The first inserting core, the first sleeve and the pipe wall are all magnetic; if the first inserting core is magnetic, the second inserting core also has magnetism and opposite magnetism, and can be mutually attracted and tightly combined with the first inserting core; if the first envelope is magnetic, the second envelope is also magnetic and can be attracted to the first envelope to be tightly combined with the first envelope in an opposite magnetic way; if the pipe wall is magnetic, the second annular groove is also magnetic, and each contact surface is opposite to the magnetism of the pipe wall so that the contact surface and the pipe wall are mutually attracted and tightly combined;

The method for forming the magnetic first plugging part and the magnetic second plugging part comprises the following steps: winding electromagnetic wires inside the first inserting part and inside the second inserting part; during preparation, a space is reserved outside the first inserting core and the second inserting core, and then an electromagnetic wire is wound in the reserved space, so that the first inserting core and the second inserting core have magnetism; the method can control the magnetic attraction force, thereby automatically controlling the coupling/decoupling.

2. The magnetic fiber coupling device of claim 1, wherein: the first optical fiber complex and the second optical fiber complex have the same outer diameter.

3. The magnetic fiber coupling device of claim 2, wherein: the top end of the second optical fiber complex is lower than the top end of the first ferrule so that a first hollow groove capable of just receiving the first optical fiber complex is formed in the upper end of the first ferrule.

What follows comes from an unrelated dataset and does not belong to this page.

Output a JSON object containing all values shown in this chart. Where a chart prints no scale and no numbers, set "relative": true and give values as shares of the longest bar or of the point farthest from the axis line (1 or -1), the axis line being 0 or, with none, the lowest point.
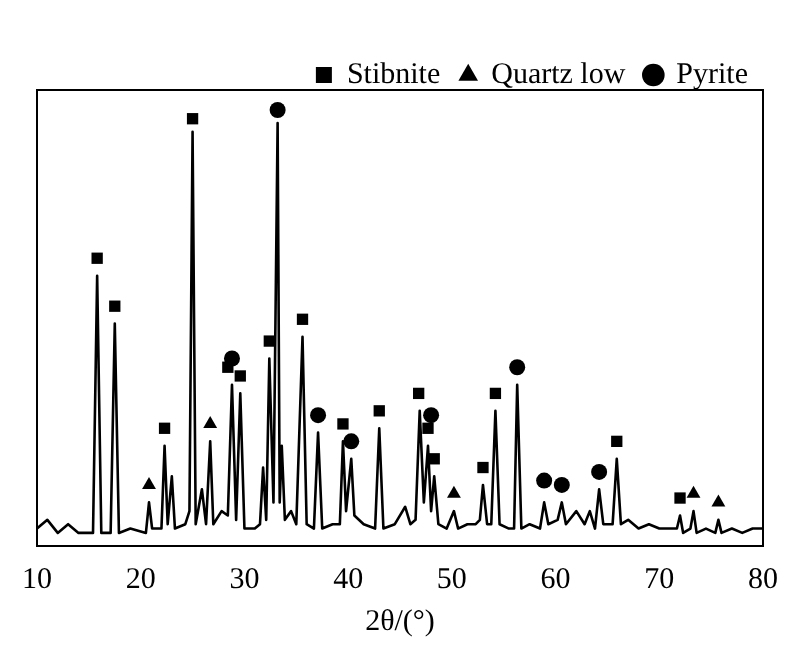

4. the magnetic fiber coupling device of claim 3, wherein: in the first fiber optic complex, a top end of the first ferrule extends outside the first jacket;

In the second optical fiber complex, the second jacket extends out of the second ferrule, and a second hollow groove capable of accommodating the first ferrule extending out of the first jacket is formed inside the top end of the second jacket, so that the first ferrule and the second ferrule are in close contact, and the first optical fiber and the second optical fiber are in close contact.

5. The magnetic fiber coupling device of claim 4, wherein: the top of first lock pin and second lock pin all is equipped with the wearing layer.

6. The magnetic fiber coupling device of claim 5, wherein: the wear-resistant layer is made of graphene or polytetrafluoroethylene.

7. the magnetic fiber coupling device of claim 6, wherein: the first inserting part and the second inserting part are both cylindrical or annular structures, and the first inserting part takes the axis of the first optical fiber as an axis; the second inserting part takes the axis where the second optical fiber is located as an axis.

8. the magnetic fiber coupling device according to any one of claims 1 to 7, wherein: the method of forming the first and second mating parts with magnetic properties includes any of: firstly, preparing the first inserting part and the second inserting part by adopting a magnetic material; and secondly, electromagnetically magnetizing the first inserting part and the second inserting part.